Please, atleast try, make a release in your company maven report. Compile your project, and see what happen. Only good things can happens XD
On Monday, May 30, 2016 at 8:50:02 PM UTC+2, NGdeM wrote:One can understand that the amount of resources behind Angular are far superior to those behind GWT.In any case, the project's last official hear-beat dates from December 3, 2015, and this was a beta release.For anybody watching, it is scary to see a UI framework having releases going out at such a slow pace.It most likely far from being trivial to bring full support to the Java 8 api.But in that case, could one say that the scope for the deliverable is not properly planned?Could the scope of the GWT releases have not been sliced into multiple final incremental stable releases?None the less, even if the scope of the 2.8 release is to support the full Java 8 API, then several beta releases like the beta 1 could have already come out. Such as every 4 months there should be a goal to have something stable coming out.One could enumerate the set of of open work tasks and APIs not yet supported...At this point in time, would looking at the release notes in the GWT documentation just thinks the project is terminated.Would a beta-2 be possible any time soon?Many libraries such as Vaadin GWT widgets no longer support 2.8 beta1.Many thanks and kind regards.

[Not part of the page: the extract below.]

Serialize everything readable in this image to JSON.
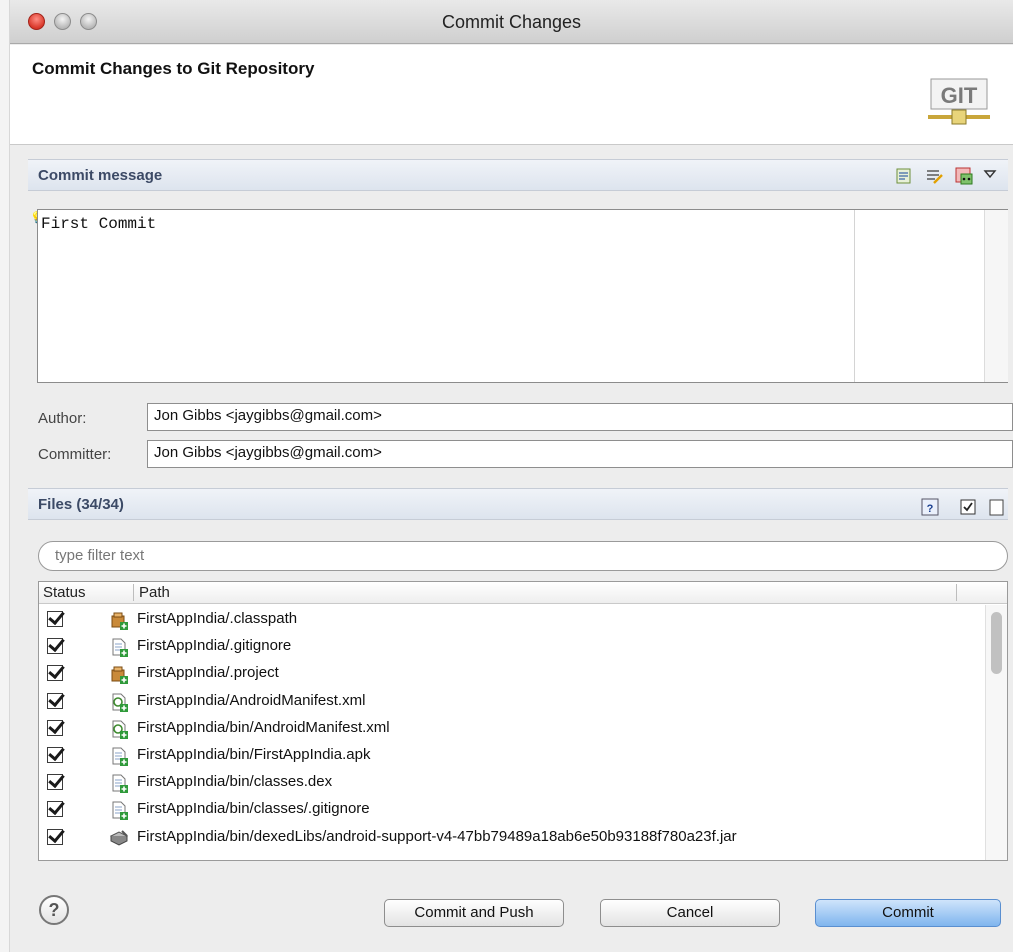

On Sunday, May 8, 2016 at 5:26:22 PM UTC+2, steve Zara wrote:GWT 2.8 is now well over a year behind what seemed to be the original schedule. I'm having to deal with colleagues who say they have lost confidence in the GWT project, which is a problem as I have GWT projects to support and further develop, as part of what I hope will be a globally used and long-lived system. Confidence in software requires the presence of established releases, NOT betas, which put off investors.Is there anything that can be done to assist with progress? Is there a problem with lack of interest in GWT from, say, Google? Does GWT 2.8 involve too many features when compared to 2.7? Is there a lack of developers working on GWT? Are more testers needed?